Ivan Mastelić

Personal information
- Date of birth: 2 January 1996 (age 29)
- Place of birth: Marktoberdorf, Germany
- Height: 1.78 m (5 ft 10 in)
- Position(s): Forward, Winger

Team information
- Current team: Junak Sinj
- Number: 10

Youth career
- 2006–2008: Tekstilac Sinj
- 2008–2012: Junak Sinj
- 2013–2015: Hajduk Split

Senior career*
- Years: Team / Apps / (Gls)
- 2012–2013: Junak Sinj / 20 / (1)
- 2014–2017: Hajduk Split / 12 / (0)
- 2014–2016: → Hajduk Split B / 45 / (14)
- 2017: → Cibalia (loan) / 9 / (0)
- 2018–2019: Solin / 33 / (2)
- 2019–: Junak Sinj / 22 / (9)

= Ivan Mastelić =

Croatian football forward (born 1996)

Ivan Mastelić (born 2 January 1996) is a Croatian football forward, currently playing for NK Junak Sinj.

==Club career==
Born in Germany, Mastelić moved back at the age of 2 with his mother to the family's native Brnaze, near Sinj, in Croatia, and he started training football there, at the lower-tier Tekstilac Sinj. A versatile player, starting out as a midfielder, but playing at center-back, winger and a forward, he moved, at the age of 12 and at the behest of coach Slaven Lakić, to the second-tier Junak Sinj. He became a first-team regular, now more firmly a forward or a winger, at the age of 16, amassing 20 caps, with a single goal. That did not, however, go unnoticed, and he was snapped up by nearby giants HNK Hajduk Split, where he joined the academy.

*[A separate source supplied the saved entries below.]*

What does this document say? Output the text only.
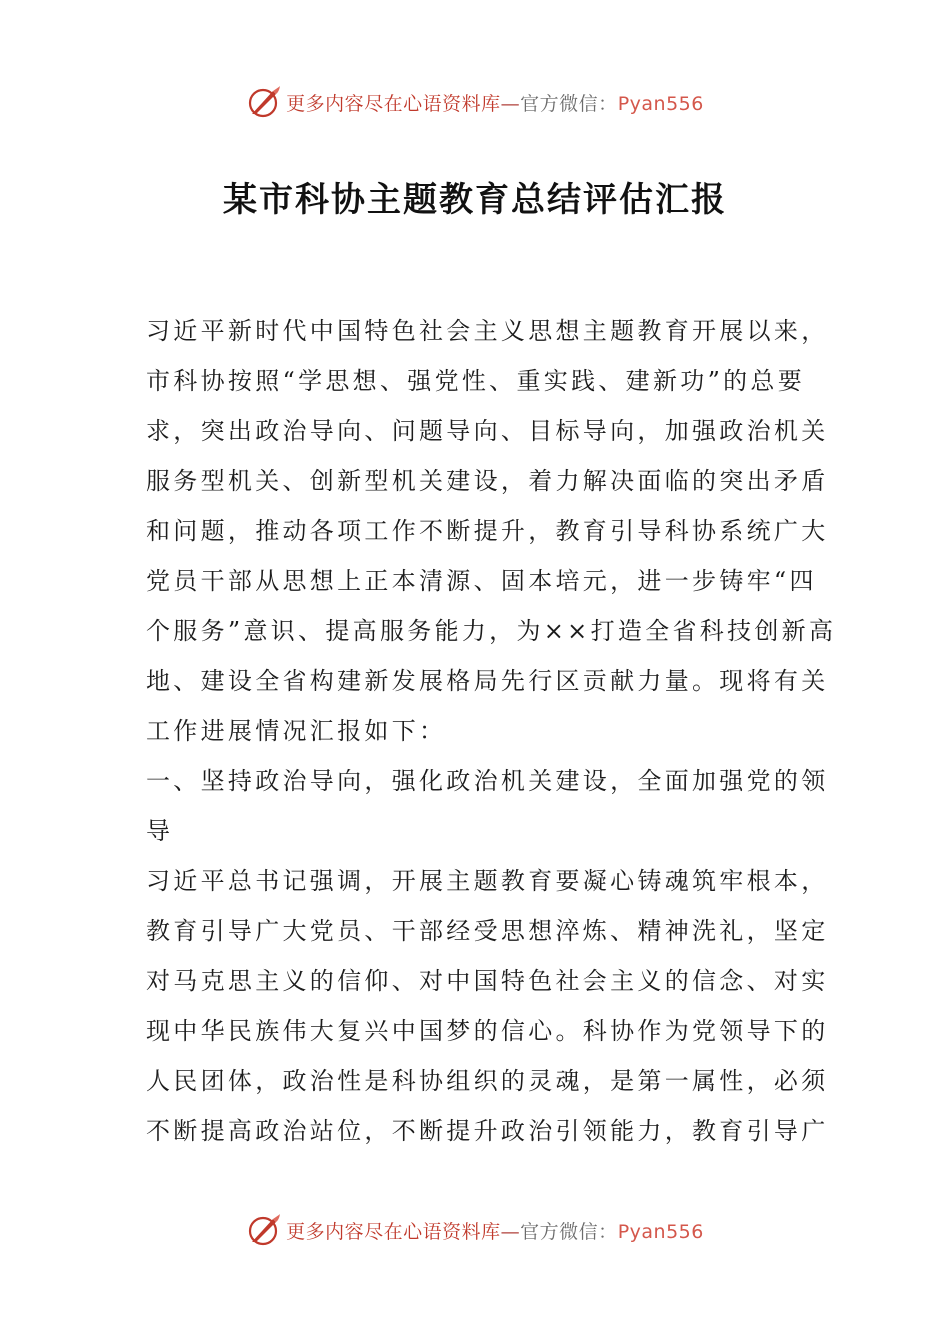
更多内容尽在心语资料库—官方微信：Pyan556
某市科协主题教育总结评估汇报
习近平新时代中国特色社会主义思想主题教育开展以来，
市科协按照“学思想、强党性、重实践、建新功”的总要
求，突出政治导向、问题导向、目标导向，加强政治机关
服务型机关、创新型机关建设，着力解决面临的突出矛盾
和问题，推动各项工作不断提升，教育引导科协系统广大
党员干部从思想上正本清源、固本培元，进一步铸牢“四
个服务”意识、提高服务能力，为××打造全省科技创新高
地、建设全省构建新发展格局先行区贡献力量。现将有关
工作进展情况汇报如下：
一、坚持政治导向，强化政治机关建设，全面加强党的领
导
习近平总书记强调，开展主题教育要凝心铸魂筑牢根本，
教育引导广大党员、干部经受思想淬炼、精神洗礼，坚定
对马克思主义的信仰、对中国特色社会主义的信念、对实
现中华民族伟大复兴中国梦的信心。科协作为党领导下的
人民团体，政治性是科协组织的灵魂，是第一属性，必须
不断提高政治站位，不断提升政治引领能力，教育引导广
更多内容尽在心语资料库—官方微信：Pyan556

At the Hajduk academy, he played mostly as a winger for the U19 team in the 2013/14 season, the forward position being taken by Ivan Prskalo, and, the following year, he established himself as a first-team regular at the club's third-tier reserve side. He made his first-team debut in the club's 19.12.2015 away win against NK Istra 1961, coming in for Fran Tudor in the 89th minute of the match.

Since Hajduk had injury problems in the second half of the season, Mastelić made it into the first team lineup thanks to manager Damir Burić, but he didn't manage to score any goals.

In August 2019 it was reported, that Mastelić had returned to NK Junak Sinj.